Settore auto, altro sciopero
Dopo la recente agitazione sindacale nella fabbrica ungherese dell’Audi, che ha costretto lo stabilimento madre tedesco a ridurre la produzione, un altro colosso del settore auto presente in Ungheria – Hankook, produttore coreano di pneumatici – ha affrontato uno sciopero prolungato. Gli operai hanno incrociato le braccia per dieci giorni. Alla fine, è stato loro accordato un aumento del salario del 13,6%. Quello fissato dall’Audi è stato del 18%. La questione dei salari è un grosso tema di dibattito, in un Paese dove la crescita è sostenuta e la disoccupazione è ai minimi storici. L’articolo di Economic Times.
I gulag?

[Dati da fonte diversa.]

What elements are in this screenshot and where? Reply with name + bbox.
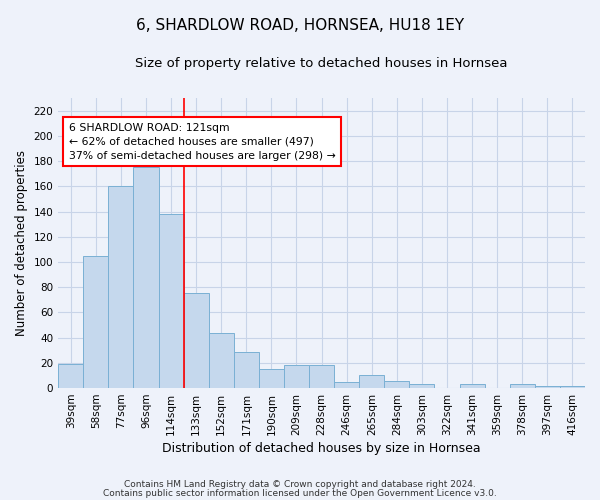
Bar xyxy=(133,168,158,388)
Bar xyxy=(510,384,535,388)
Text: 6, SHARDLOW ROAD, HORNSEA, HU18 1EY: 6, SHARDLOW ROAD, HORNSEA, HU18 1EY xyxy=(136,18,464,32)
Bar xyxy=(284,366,309,388)
Bar xyxy=(334,382,359,388)
Bar xyxy=(385,380,409,388)
Bar xyxy=(560,386,585,388)
Title: Size of property relative to detached houses in Hornsea: Size of property relative to detached ho… xyxy=(136,58,508,70)
Text: Contains public sector information licensed under the Open Government Licence v3: Contains public sector information licen… xyxy=(103,489,497,498)
Bar xyxy=(83,256,109,388)
Bar xyxy=(109,186,133,388)
Bar xyxy=(359,376,385,388)
Y-axis label: Number of detached properties: Number of detached properties xyxy=(15,150,28,336)
Bar xyxy=(58,364,83,388)
Bar xyxy=(535,386,560,388)
X-axis label: Distribution of detached houses by size in Hornsea: Distribution of detached houses by size … xyxy=(162,442,481,455)
Bar xyxy=(209,332,234,388)
Bar xyxy=(460,384,485,388)
Bar xyxy=(259,369,284,388)
Text: Contains HM Land Registry data © Crown copyright and database right 2024.: Contains HM Land Registry data © Crown c… xyxy=(124,480,476,489)
Bar xyxy=(158,214,184,388)
Bar xyxy=(409,384,434,388)
Bar xyxy=(234,352,259,388)
Text: 6 SHARDLOW ROAD: 121sqm
← 62% of detached houses are smaller (497)
37% of semi-d: 6 SHARDLOW ROAD: 121sqm ← 62% of detache… xyxy=(69,122,335,160)
Bar xyxy=(309,366,334,388)
Bar xyxy=(184,294,209,388)
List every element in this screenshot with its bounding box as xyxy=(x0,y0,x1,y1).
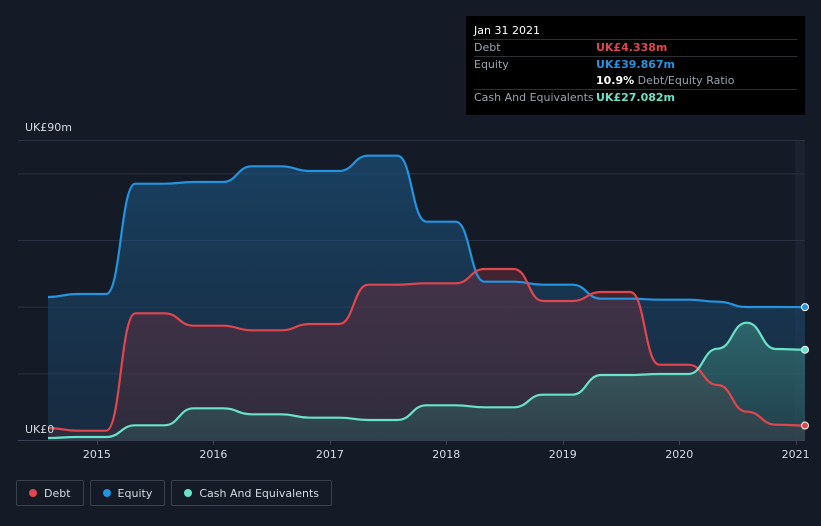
x-axis-labels: 2015 2016 2017 2018 2019 2020 2021 xyxy=(83,448,810,461)
y-tick-label: UK£90m xyxy=(25,121,72,134)
tooltip-ratio-label: Debt/Equity Ratio xyxy=(637,74,735,87)
plot-background-future xyxy=(795,140,805,440)
x-tick-label: 2018 xyxy=(432,448,460,461)
x-tick-label: 2017 xyxy=(316,448,344,461)
x-tick-label: 2016 xyxy=(199,448,227,461)
series-lines xyxy=(47,154,806,440)
legend-item-equity[interactable]: Equity xyxy=(89,480,166,506)
equity-endpoint xyxy=(801,303,809,312)
tooltip-debt-label: Debt xyxy=(474,41,501,54)
legend-dot-equity xyxy=(102,489,111,497)
cash-area xyxy=(48,322,805,440)
y-axis-labels: UK£90m UK£0 xyxy=(25,121,72,436)
tooltip-ratio-value: 10.9% xyxy=(596,74,635,87)
tooltip-date: Jan 31 2021 xyxy=(474,24,540,37)
y-tick-label: UK£0 xyxy=(25,423,54,436)
tooltip-panel: Jan 31 2021 Debt UK£4.338m Equity UK£39.… xyxy=(466,16,805,115)
cash-line xyxy=(47,321,806,440)
tooltip-equity-value: UK£39.867m xyxy=(596,58,676,71)
tooltip-cash-label: Cash And Equivalents xyxy=(474,91,594,104)
legend-dot-debt xyxy=(29,489,37,497)
x-tick-label: 2021 xyxy=(782,448,810,461)
chart-legend: Debt Equity Cash And Equivalents xyxy=(16,480,332,506)
legend-item-cash[interactable]: Cash And Equivalents xyxy=(171,480,332,506)
legend-dot-cash xyxy=(184,489,193,497)
tooltip-equity-label: Equity xyxy=(474,58,509,71)
debt-line xyxy=(47,267,806,432)
x-tick-label: 2019 xyxy=(549,448,577,461)
series-areas xyxy=(48,155,805,440)
legend-label-debt: Debt xyxy=(44,486,71,500)
series-endpoints xyxy=(801,303,809,430)
legend-label-equity: Equity xyxy=(117,486,153,500)
tooltip-cash-value: UK£27.082m xyxy=(596,91,676,104)
x-tick-label: 2015 xyxy=(83,448,111,461)
legend-item-debt[interactable]: Debt xyxy=(16,480,84,506)
debt-endpoint xyxy=(801,421,809,430)
x-tick-label: 2020 xyxy=(665,448,693,461)
tooltip-debt-value: UK£4.338m xyxy=(596,41,668,54)
cash-endpoint xyxy=(801,345,809,354)
equity-line xyxy=(47,154,806,309)
legend-label-cash: Cash And Equivalents xyxy=(199,486,319,500)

Colpa (anche) di Roosevelt
Fine della Seconda guerra mondiale. Migliaia di tedeschi residenti in Ungheria vengono deportati in Unione Sovietica. Irene e Rajmund instaurano una storia d’amore. Questa la trama di Örök tél, Inverno eterno, firmato dal promettente regista Attila Szász. A fine proiezione, appare una discutibile scritta. Si afferma, rivela Hungarian Free Press, che le deportazioni dei tedeschi d’Ungheria furono ordinate da Stalin e che Roosevelt e Churchill ne erano “pienamente consapevoli”. In altre parole, furono corresponsabili della tragica sorte di quelle persone nei gulag. Una lettura che, secondo Hungarian Free Press, rientra nel fenomeno del revisionismo storico portato avanti dal governo di Budapest.